Não era verdade que ele, com os seus pai e mãe, tivesse em casa uma cozinha de drogas. O que falava ao telefone, ou em mensagem de texto, não eram doses ou gramas. Eram mesmo pares de calças. Também o Hugo contou que pediu um telemóvel emprestado mas que logo nessa noite o partiu, e depois o pai do Tiago apertou-o porque “quem parte velho, paga novo”, mas afinal tinha muitos telemóveis e o procurador irritou-se com tanto código mal gerido:
– Mas o senhor faz colecção de telemóveis?
A meio da manhã, no entanto, levantou-se Alda.

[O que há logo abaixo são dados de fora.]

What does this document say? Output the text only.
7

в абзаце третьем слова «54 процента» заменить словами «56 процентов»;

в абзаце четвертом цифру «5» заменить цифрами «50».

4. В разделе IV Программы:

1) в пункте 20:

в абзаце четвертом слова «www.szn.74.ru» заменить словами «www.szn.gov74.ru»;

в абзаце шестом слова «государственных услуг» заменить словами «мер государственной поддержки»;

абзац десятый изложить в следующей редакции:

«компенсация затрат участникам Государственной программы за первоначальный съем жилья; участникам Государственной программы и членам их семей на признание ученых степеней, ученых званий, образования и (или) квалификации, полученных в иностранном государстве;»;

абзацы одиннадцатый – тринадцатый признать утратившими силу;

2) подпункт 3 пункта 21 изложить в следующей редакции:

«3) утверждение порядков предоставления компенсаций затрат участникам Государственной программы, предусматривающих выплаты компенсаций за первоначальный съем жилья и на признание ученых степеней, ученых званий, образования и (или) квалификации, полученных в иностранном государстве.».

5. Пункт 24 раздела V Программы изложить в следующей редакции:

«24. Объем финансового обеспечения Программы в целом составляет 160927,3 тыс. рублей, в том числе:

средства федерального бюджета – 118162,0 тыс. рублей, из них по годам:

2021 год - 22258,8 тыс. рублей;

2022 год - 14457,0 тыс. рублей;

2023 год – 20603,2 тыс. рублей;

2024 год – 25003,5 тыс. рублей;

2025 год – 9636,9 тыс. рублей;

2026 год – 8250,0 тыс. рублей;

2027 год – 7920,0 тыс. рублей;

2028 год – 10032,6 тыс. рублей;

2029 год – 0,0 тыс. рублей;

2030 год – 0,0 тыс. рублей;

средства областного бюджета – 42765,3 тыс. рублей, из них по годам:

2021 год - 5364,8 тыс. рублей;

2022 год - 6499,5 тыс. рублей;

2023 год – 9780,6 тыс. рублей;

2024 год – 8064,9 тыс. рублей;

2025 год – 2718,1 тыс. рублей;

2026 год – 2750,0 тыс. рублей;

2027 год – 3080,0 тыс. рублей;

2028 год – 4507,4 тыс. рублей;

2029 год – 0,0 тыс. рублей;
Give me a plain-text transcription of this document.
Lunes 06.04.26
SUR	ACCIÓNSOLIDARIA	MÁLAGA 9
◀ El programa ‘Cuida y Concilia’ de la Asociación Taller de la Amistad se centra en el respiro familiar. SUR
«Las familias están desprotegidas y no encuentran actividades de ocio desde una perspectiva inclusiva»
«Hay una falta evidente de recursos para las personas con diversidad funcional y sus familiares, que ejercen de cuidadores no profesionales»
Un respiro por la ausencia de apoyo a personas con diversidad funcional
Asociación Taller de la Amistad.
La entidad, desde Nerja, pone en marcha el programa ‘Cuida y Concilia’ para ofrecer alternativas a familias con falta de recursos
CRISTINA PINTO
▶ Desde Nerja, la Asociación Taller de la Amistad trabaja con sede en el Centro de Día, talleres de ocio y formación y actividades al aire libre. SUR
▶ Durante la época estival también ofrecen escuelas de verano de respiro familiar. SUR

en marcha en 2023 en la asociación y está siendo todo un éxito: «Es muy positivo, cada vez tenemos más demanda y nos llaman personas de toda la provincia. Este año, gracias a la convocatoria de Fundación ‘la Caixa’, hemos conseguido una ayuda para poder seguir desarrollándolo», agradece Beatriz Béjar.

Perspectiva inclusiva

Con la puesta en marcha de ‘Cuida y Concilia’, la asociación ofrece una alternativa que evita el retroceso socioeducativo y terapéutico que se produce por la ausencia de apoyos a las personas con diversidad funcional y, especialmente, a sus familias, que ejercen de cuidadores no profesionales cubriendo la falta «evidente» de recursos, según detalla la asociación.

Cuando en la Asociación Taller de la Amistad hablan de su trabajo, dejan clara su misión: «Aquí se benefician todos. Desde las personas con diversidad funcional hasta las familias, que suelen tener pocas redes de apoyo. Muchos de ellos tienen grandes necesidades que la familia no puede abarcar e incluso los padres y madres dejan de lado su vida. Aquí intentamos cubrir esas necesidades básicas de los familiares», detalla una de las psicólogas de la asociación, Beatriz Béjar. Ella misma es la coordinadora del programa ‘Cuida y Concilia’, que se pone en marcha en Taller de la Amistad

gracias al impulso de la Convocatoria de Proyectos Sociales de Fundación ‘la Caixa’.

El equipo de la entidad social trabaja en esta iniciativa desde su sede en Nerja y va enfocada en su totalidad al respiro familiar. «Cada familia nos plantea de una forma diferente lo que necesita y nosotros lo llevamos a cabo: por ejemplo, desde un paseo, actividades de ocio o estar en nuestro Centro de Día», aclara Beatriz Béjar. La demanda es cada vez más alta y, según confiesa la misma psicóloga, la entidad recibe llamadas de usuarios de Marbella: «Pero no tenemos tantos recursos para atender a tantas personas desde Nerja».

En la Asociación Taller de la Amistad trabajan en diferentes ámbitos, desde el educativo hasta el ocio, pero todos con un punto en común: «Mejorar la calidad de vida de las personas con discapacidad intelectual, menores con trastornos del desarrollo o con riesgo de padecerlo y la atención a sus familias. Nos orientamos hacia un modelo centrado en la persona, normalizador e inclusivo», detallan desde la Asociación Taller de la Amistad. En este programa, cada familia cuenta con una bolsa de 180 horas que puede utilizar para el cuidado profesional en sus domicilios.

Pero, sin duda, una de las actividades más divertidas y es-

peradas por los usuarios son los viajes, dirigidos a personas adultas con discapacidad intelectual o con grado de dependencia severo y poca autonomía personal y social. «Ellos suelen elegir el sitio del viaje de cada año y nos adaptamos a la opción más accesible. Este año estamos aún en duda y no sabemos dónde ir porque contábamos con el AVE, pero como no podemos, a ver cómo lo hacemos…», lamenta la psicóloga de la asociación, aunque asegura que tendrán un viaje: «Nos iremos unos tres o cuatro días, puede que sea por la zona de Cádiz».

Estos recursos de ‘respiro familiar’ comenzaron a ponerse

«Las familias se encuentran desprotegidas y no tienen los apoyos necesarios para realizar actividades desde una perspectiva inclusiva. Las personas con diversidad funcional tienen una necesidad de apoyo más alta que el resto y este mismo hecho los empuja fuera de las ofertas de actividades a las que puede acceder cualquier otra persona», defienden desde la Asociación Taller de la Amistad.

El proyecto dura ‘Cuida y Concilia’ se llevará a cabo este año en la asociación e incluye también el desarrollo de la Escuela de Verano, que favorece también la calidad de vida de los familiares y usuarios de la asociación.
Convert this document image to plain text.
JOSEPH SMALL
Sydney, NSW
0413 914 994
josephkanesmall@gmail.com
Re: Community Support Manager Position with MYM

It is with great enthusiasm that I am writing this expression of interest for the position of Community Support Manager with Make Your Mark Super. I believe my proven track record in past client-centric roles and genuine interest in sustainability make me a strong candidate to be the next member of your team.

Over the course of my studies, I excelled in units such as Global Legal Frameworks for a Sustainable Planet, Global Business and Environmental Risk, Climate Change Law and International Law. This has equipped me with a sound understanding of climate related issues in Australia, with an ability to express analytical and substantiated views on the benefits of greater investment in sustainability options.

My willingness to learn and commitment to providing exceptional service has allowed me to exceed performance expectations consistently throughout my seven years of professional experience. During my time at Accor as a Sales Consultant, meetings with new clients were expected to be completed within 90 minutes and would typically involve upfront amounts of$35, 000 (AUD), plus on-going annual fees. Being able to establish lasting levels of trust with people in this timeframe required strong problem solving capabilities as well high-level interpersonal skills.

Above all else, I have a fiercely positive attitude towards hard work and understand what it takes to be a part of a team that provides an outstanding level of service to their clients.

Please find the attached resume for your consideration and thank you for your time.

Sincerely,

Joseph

– Quase tudo o que aí está de tráfico de droga é verdade. Eu vendia tudo.
– O quê?
– Haxixe, cocaína, heroína, tudo.
Disse que nunca teve qualquer relação com qualquer pessoa que ali estivesse na sala. Isto é, Alda assumiu as culpas de todos, de todo o Aleixo ali com ela, era ela quem controlava tudo. Trabalhava com outros traficantes de fora mas não podia dizer quem eram por razões de segurança pessoal. Uma brisa soprou do Douro.
-Sei que isto a vai magoar, disse o advogado. No meio deste processo, houve alguma coisa que a marcou e quer dizer ao tribunal?
Silêncio. Depois a rapariga chorou.
-Foi a perda da minha filha.
A bebé morreu há um ano, um dos últimos filhos do Aleixo, o Aleixo, o Aleixo, nome que ainda roda no eixo. Tantas torres, casas, famílias demolidas, esta mãe aguentava-se de pé.